Moments in time # 4 – Don Dunstan’s dud

Our city has a history. Sure, it’s not especially long or hugely interesting history – but it has its moments. These are them.

  • Words and pictures: Owen Lindsay

Don Dunstan was arguably the best Premier that South Australia has ever had. During his ten years as boss (1967-1968 & 1970-1979), Don transformed the state from being basically 1690s Salem into a place in which a time traveller from the distant future of 2014 might not be embarrassed to take up residence.

Under his premiership:

  • homosexuality was decriminalised
  • Aboriginal land rights were recognised
  • the death penalty was abolished
  • true universal suffrage was enacted
  • stone-age drinking restrictions were revised
  • Rundle Mall was established
  • Adelaide became the cultural and artistic centre of Australia
  • laws mandating that all babies be donated to laboratories researching the resurrection of Supay, Incan god of death, were repealed (this final point intended to be metaphorical only)

Yes, it sure was a pretty exciting time for Adelaide during the “Dunstan decade”.

But not all ideas can be winners.

dondud

Take this one for example: Worried that Adelaide’s suburban population would soon bloat beyond capacity, Don decided that the state required a second city – a satellite metropolis that would grow in parallel to Adelaide and develop its own independent economy and identity. It would be a utopian urban space, characterised by majestic residential villas and a bicycle-only town centre.

And Don said ‘let it be called Monarto’. And yea, it was called Monarto.

The fact that Monarto is presently home to a giraffe paddock, a Big-W distribution centre and something called Delta Force Paintball, however, should give you a clue that there were some difficulties in realising Don’s romantic vision of a 21st century utopia.

For one, though Don projected that Monarto would be home to some 200,000 people by 2000, it was unclear what exactly they would be doing there.
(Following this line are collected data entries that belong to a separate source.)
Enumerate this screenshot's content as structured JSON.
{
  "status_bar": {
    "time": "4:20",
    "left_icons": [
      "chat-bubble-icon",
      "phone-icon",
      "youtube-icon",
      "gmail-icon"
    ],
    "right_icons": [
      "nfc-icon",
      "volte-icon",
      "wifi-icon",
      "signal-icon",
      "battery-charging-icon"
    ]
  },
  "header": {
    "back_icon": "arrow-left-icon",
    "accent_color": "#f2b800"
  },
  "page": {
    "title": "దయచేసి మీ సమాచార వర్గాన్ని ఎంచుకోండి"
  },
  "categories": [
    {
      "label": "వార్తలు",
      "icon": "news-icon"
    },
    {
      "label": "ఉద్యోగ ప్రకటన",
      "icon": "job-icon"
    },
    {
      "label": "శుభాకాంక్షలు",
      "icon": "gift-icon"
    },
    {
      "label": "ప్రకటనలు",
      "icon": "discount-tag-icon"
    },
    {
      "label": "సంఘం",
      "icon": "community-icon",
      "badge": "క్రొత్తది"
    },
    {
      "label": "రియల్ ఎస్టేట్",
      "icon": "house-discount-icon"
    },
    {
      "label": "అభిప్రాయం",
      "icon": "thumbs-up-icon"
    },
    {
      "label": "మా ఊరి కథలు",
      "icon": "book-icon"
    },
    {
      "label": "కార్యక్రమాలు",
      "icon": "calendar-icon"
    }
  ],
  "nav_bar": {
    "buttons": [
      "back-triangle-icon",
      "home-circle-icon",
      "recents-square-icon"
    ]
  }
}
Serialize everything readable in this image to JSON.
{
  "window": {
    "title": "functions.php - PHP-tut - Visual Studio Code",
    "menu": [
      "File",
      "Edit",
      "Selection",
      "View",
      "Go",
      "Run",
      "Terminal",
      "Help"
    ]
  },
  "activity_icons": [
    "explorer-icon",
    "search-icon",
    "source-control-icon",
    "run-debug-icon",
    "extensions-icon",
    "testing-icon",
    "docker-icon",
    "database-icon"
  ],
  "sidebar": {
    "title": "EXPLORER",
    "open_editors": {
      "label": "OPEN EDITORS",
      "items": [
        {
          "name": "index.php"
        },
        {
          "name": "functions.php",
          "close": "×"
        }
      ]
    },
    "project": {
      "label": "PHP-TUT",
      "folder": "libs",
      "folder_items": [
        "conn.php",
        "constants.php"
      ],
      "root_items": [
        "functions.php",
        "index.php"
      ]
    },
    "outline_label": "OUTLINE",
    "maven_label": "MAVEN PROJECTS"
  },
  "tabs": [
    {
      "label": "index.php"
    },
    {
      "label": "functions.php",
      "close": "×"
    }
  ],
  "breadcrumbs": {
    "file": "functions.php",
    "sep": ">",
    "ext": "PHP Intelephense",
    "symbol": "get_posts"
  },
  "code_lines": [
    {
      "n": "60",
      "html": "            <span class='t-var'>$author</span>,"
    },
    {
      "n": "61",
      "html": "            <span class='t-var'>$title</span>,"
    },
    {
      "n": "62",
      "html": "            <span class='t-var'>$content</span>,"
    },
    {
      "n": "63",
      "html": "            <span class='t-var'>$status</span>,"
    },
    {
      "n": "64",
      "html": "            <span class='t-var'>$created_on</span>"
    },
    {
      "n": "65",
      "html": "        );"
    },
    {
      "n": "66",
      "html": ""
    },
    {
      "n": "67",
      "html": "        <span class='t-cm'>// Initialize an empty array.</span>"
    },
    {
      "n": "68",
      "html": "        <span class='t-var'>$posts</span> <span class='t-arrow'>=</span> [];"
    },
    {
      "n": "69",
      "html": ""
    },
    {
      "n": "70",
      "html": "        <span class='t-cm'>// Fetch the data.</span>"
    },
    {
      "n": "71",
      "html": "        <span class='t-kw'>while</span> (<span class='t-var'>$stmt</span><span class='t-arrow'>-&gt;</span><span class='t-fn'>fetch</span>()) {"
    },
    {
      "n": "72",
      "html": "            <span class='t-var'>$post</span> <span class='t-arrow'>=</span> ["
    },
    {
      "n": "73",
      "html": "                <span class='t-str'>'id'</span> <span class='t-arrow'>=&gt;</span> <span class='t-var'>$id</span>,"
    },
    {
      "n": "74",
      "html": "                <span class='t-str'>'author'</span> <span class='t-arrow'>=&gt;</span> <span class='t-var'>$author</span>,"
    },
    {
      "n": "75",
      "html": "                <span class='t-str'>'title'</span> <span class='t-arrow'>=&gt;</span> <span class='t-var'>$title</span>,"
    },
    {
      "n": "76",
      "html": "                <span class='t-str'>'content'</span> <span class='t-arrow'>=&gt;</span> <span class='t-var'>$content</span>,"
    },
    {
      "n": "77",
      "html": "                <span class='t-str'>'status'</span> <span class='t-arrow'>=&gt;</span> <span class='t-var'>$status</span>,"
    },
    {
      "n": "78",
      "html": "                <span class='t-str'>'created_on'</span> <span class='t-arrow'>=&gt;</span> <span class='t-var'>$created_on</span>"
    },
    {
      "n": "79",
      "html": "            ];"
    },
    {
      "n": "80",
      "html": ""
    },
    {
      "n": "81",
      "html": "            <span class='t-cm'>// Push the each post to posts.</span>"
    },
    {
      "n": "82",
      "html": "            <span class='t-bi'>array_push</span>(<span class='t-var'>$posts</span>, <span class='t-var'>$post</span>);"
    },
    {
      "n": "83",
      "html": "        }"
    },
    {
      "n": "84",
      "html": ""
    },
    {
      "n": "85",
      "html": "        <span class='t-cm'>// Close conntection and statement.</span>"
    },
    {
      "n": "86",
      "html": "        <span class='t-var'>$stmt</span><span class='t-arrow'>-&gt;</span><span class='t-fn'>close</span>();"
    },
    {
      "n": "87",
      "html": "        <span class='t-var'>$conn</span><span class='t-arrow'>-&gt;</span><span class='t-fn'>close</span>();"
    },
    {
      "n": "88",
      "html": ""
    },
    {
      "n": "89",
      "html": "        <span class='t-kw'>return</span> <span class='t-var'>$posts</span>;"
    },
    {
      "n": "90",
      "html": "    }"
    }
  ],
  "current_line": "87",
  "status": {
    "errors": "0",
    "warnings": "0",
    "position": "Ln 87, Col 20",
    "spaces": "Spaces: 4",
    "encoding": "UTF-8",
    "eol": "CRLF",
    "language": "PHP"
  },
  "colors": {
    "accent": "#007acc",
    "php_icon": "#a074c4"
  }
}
Apart from vague references to ‘light industry’ and ‘public sector work’, there was little practical vision or corporate support for the idea. And a city without an economy is like a turtle without a shell: disgusting to even consider.

For two, it turned out that the initial projection suggesting that Adelaide’s population was due to bubble over had been ludicrously wrong. You can probably chalk this one up to 1970s statistical analysis technology, which we speculate consisted of four rubber bands, a pack of smokes and a copy of the morning horoscope.

For three, Federal Government financial support for the project was stopped in 1975, when Gough Whitlam got the arse and Australia fell under the reign of Malcolm Fraser (Fraser’s pants fell later on).

So Don’s grand plans fizzled and failed. Still – although the dream city of Monarto never did materialise – today the land does do a pretty good job as a stand-in for the Serengeti. If you were a man who loved safari suits, you might even call that a utopia.